Tous les bons cultivateurs reconnaissent volontiers qu'il n'est plus de récolte de fruits possible si l'on néglige de lutter rationnellement contre les parasites des arbres fruitiers. Une preuve nouvelle de l'efficacité des traitements ne nous a-t-elle pas encore été donnée cette année où, seuls, ceux qui ont bien soigné leurs arbres ont encore des fruits et les vendent ... disons « un bon prix » ?

Mais où l'on se perd parfois, c'est dans le choix des produits à employer pour combattre tel ou tel parasite.

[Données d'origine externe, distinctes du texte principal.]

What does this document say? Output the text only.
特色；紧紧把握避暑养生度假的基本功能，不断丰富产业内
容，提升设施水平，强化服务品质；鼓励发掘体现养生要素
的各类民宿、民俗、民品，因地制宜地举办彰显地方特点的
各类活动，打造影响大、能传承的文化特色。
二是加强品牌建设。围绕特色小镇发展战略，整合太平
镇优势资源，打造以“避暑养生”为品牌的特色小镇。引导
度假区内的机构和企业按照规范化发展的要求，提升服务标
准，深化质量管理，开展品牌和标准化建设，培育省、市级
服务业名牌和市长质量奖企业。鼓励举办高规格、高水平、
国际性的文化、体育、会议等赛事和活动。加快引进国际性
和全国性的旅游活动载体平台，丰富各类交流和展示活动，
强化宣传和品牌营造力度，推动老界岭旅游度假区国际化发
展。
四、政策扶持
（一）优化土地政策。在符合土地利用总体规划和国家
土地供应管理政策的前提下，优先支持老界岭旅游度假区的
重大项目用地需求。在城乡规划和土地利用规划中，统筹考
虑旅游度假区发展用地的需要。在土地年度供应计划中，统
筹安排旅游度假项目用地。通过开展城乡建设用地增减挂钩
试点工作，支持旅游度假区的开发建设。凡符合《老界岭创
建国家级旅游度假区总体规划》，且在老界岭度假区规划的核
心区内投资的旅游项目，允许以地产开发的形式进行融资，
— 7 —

L'époque favorable à l'application des traitements est aussi quelquefois perdue de vue et le résultat s'en ressent bien souvent dans de notables proportions.

Il faut d'ailleurs convenir que, sans être très compliquée, la technique des traitements nécessite quelques connaissances élémentaires, aussi bien de la biologie des insectes et parasites à détruire que de la composition des nombreux produits que nous offre actuellement l'industrie.

Les appareils.

— Si nos vignerons sont assez bien outillés pour traiter la vigne, les possesseurs d'arbres fruitiers le sont beaucoup moins bien pour soigner leurs arbres, et principalement ceux de plein vent. Cette question d'outillage est d'ailleurs de telle importance que, bien que nous proposant d'entretenir nos lecteurs des produits à utiliser, nous ne pouvons passer sous silence les questions de matériel.

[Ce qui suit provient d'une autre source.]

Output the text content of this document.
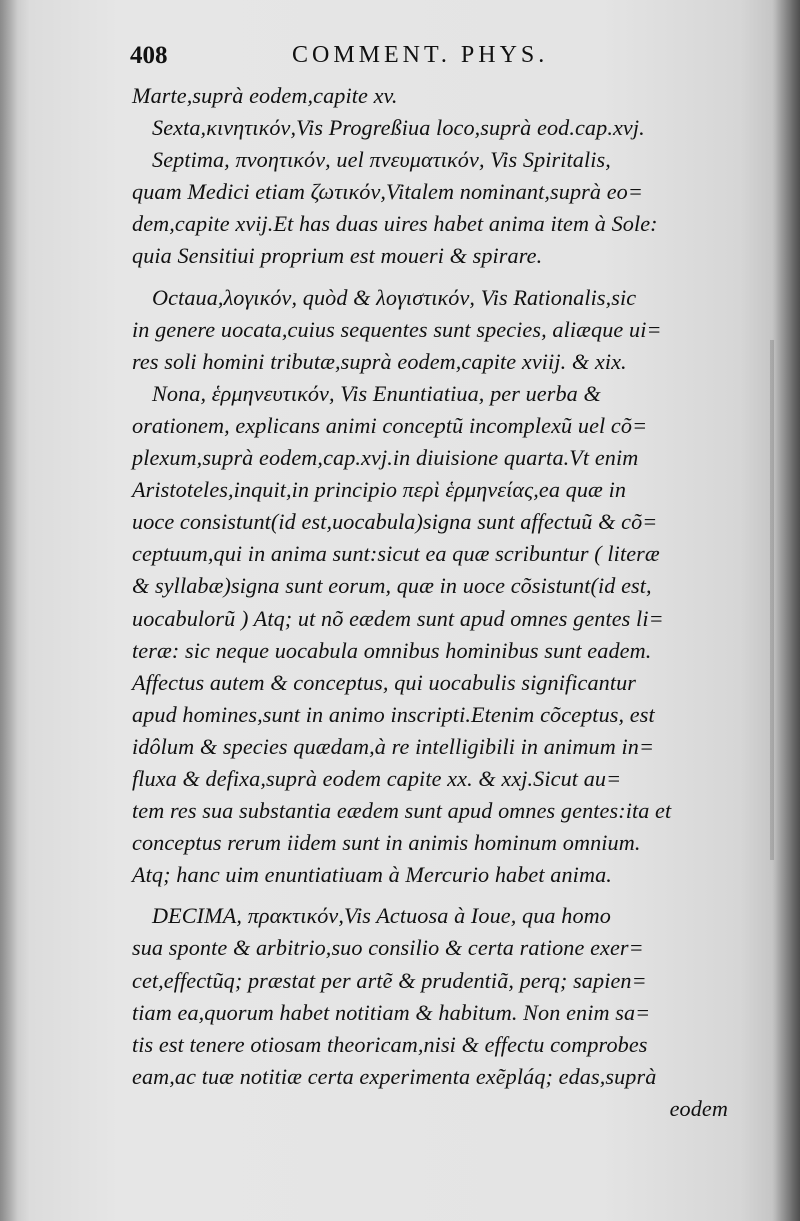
408	COMMENT. PHYS.
Marte,suprà eodem,capite xv.
Sexta,κινητικόν,Vis Progreßiua loco,suprà eod.cap.xvj.
Septima, πνοητικόν, uel πνευματικόν, Vis Spiritalis,
quam Medici etiam ζωτικόν,Vitalem nominant,suprà eo=
dem,capite xvij.Et has duas uires habet anima item à Sole:
quia Sensitiui proprium est moueri & spirare.
Octaua,λογικόν, quòd & λογιστικόν, Vis Rationalis,sic
in genere uocata,cuius sequentes sunt species, aliæque ui=
res soli homini tributæ,suprà eodem,capite xviij. & xix.
Nona, ἑρμηνευτικόν, Vis Enuntiatiua, per uerba &
orationem, explicans animi conceptũ incomplexũ uel cõ=
plexum,suprà eodem,cap.xvj.in diuisione quarta.Vt enim
Aristoteles,inquit,in principio περὶ ἑρμηνείας,ea quæ in
uoce consistunt(id est,uocabula)signa sunt affectuũ & cõ=
ceptuum,qui in anima sunt:sicut ea quæ scribuntur ( literæ
& syllabæ)signa sunt eorum, quæ in uoce cõsistunt(id est,
uocabulorũ ) Atq; ut nõ eædem sunt apud omnes gentes li=
teræ: sic neque uocabula omnibus hominibus sunt eadem.
Affectus autem & conceptus, qui uocabulis significantur
apud homines,sunt in animo inscripti.Etenim cõceptus, est
idôlum & species quædam,à re intelligibili in animum in=
fluxa & defixa,suprà eodem capite xx. & xxj.Sicut au=
tem res sua substantia eædem sunt apud omnes gentes:ita et
conceptus rerum iidem sunt in animis hominum omnium.
Atq; hanc uim enuntiatiuam à Mercurio habet anima.
DECIMA, πρακτικόν,Vis Actuosa à Ioue, qua homo
sua sponte & arbitrio,suo consilio & certa ratione exer=
cet,effectũq; præstat per artẽ & prudentiã, perq; sapien=
tiam ea,quorum habet notitiam & habitum. Non enim sa=
tis est tenere otiosam theoricam,nisi & effectu comprobes
eam,ac tuæ notitiæ certa experimenta exẽpláq; edas,suprà
eodem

Pour obtenir les meilleurs résultats des traitements, il faut être en mesure de pulvériser, en un temps relativement court, des quantités importantes de solutions et, pour cela, disposer d'appareils à grand débit. Il faut également pulvériser les bouillies sous une pression élevée, aussi bien l'hiver que l'été, pour assurer parfaitement soit le lessivage des branches, soit la pulvérisation très fine et pénétrante nécessaire pour couvrir toute la surface des organes à protéger.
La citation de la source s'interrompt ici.